Unraveling Disease Resistance Gene Functions
Dr. Andris Kleinhofs’ research focuses on cloning and studying disease resistance genes and their function in order to provide knowledge that can be used to design improved ways of protecting crops from pathogens. Most disease resistance genes that are deployed over a wide acreage are defeated by pathogens in a few to 10 years. Once a disease resistance gene is cloned, Dr. Kleinhofs and his colleagues analyze how it is expressed at the mRNA and protein levels, and how the protein interacts with the pathogen avirulence factors and cellular proteins to confer resistance.
He and his laboratory colleagues have successfully cloned and characterized two novel genes providing resistance to different pathotypes of the stem rust pathogen Puccinia graminis f. sp. tritici. Research continues in determining the mode of action of these two genes.
Genetic and physical maps of the splot blotch resistance gene Rcs5 have been developed, which will lead to the cloning of the gene and allow further characterization. The Rcs5 gene confers resistance to a necrotrophic pathogen, therefore its mode of action is expected to be different. Necrotrophic organisms are often the cause of severe crop diseases that are difficult to control, such as Fusarium head blight, root rot, spot blotch, etc.

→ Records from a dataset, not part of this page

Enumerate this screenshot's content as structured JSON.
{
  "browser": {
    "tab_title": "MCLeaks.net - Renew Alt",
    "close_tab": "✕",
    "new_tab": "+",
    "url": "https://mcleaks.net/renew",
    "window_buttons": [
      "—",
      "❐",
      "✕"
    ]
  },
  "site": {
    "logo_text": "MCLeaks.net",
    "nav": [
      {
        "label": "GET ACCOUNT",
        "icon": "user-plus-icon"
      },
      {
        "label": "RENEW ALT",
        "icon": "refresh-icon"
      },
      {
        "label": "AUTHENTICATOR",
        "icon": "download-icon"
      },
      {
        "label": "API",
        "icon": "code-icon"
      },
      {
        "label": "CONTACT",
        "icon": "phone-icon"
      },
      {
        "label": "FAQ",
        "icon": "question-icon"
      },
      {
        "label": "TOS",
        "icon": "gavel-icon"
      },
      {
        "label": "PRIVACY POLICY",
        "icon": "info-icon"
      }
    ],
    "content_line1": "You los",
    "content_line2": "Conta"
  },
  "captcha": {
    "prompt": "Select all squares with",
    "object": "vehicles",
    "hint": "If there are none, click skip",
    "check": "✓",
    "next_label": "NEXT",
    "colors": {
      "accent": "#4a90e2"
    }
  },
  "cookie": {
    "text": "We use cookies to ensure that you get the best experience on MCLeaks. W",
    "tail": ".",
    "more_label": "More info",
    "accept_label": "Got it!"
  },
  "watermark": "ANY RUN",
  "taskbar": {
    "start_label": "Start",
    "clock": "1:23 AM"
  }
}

Similarly, the laboratory has developed a genetic and physical map of the chromosome 2H Fusarium Head Blight resistance QTL. This work will facilitate the development of barley cultivars with resistance to Fusarium Head Blight. Cloning of the gene(s) involved will lead to an understanding of this devastating disease and how to control it.

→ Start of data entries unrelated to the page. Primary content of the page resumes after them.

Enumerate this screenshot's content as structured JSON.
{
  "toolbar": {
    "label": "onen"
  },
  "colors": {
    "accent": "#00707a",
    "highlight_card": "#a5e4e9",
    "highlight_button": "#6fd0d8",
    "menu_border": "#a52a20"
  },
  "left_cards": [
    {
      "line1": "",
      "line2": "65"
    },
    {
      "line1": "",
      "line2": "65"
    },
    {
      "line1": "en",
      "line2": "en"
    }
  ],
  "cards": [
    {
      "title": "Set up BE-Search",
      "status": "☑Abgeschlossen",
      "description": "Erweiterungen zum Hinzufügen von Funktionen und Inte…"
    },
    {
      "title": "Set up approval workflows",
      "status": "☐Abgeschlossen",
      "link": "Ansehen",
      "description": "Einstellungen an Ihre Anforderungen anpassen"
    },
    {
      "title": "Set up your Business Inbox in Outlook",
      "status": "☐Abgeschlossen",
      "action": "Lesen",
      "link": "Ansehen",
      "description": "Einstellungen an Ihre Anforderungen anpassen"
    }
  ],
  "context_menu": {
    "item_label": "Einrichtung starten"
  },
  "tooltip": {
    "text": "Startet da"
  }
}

The laboratory also focuses on molecular marker assisted selection for developing barley lines with high malting quality, adaptable to the Pacific Northwest.
Andris Kleinhofs, Ph.D.
Professor and Scientist
Department of Crop and Soil Sciences
School of Molecular Biosciences
Washington State University
PO Box 646420
Johnson Hall 259
Pullman, WA 99164-6420
Dr. Andris Kleinhofs received his Ph.D. in Genetics from the University of Nebraska in 1967. He joined Washington State University in 1967 as an assistant professor and was promoted to full professor in 1977. He holds a joint position with the Department of Crop and Soil Sciences and the School of Molecular Biosciences. His research emphasis has been on plant molecular genetics using barley as the experimental organism throughout his career. He has taught courses in general genetics, eukaryotic molecular genetics and plant molecular genetics. Major research accomplishments include development and characterization of the azide mutagenesis system for barley, characterization of the barley nitrate assimilation pathway (the first nitrate reductase to be cloned from any eukaryote was from barley from his lab.), leadership in the molecular mapping of the barley genome and map-based cloning and analysis of barley stem rust disease resistance genes. The barley stem rust resistance genes Rpg1 and Rpg5 were recently cloned by a map-based approach. Current emphasis is on understanding the mechanism of action of plant disease resistance genes.